Это также во всех отношениях положило конец союзу Эревона и Звездного королевства Мантикора. Что, как прекрасно знал Баррегос, стало возможным только благодаря тому, что правительство Высокого Хребта систематически игнорировало, приводило в ярость и, по мнению Имбеси, в корне предавало Эревон и интересы Эревона.
Независимо от мотивов Имбеси, он снова вернул свою семью в верхние эшелоны власти на Эревоне. Фактически, он стал во всех смыслах четвертым в триумвирате, неофициальным членом. А по ходу дела он перевел Эревон с предыдущей промантикорской позиции на нынешнюю прохевенитскую.

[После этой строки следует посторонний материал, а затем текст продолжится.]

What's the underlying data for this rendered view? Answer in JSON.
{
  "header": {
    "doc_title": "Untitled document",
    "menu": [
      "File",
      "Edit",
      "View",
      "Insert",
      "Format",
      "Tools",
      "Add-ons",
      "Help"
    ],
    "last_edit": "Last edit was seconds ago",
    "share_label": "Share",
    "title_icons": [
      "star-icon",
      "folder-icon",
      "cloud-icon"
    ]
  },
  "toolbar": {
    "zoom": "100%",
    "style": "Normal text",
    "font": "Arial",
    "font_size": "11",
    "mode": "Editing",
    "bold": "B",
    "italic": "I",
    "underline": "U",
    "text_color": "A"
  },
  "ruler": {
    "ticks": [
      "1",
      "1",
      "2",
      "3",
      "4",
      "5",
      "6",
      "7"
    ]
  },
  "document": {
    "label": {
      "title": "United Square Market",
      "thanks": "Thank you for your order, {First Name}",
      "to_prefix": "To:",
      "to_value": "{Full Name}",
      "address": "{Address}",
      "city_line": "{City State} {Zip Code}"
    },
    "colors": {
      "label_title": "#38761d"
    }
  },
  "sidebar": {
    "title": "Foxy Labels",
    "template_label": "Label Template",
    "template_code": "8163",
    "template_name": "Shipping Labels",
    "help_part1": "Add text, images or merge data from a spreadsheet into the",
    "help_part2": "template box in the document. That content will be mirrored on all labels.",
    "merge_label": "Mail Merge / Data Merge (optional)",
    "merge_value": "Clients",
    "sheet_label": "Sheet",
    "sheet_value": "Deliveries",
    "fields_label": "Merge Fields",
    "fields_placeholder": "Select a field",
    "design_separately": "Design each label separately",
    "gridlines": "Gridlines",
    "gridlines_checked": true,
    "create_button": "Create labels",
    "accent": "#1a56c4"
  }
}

— А что, Эревон действительно собирается подписать соглашение с Хевеном? — спросил губернатор.
— Верно, — ответил Розак. — Не знаю, подписан ли уже официальный договор, но если и нет, это произойдет скоро. И тогда Эревон и Хевен станут участниками договора о взаимной обороне ... и Новый Париж внезапно получит доступ ко многим технологиям манти.
— Что до чертиков взбесит Мантикору, — заметил Баррегос.
— Что до предела взбесит Мантикору, — признал Розак. — С другой стороны, Мантикоре некого винить, кроме себя. И по поведению принца Майкла на коронации королевы Берри видно, что и он, и его сестра Элизабет это знают, независимо от того, готов ли кто-то еще на Мантикоре признать это или нет. Этот идиот Высокий Хребет преподнес Эревон Хевену на блюдечке, и в то же время — в улыбке контр-адмирала вдруг проглянуло что-то волчье — подтолкнул Эревон к нам.
— Значит, все решено? — Баррегос подался вперед, понимая, что выдает себя излишним рвением и энтузиазмом, но на самом деле ему было все равно, поскольку он внимательно наблюдал за выражением лица Розака.
— Решено, — подтвердил Розак. — "Индустриальная группа Карлуччи" в настоящее время только и ждет, чтобы сесть с Дональдом, Брентом и Гейл за обсуждение коммерческого соглашения с правительством Сектора Майя.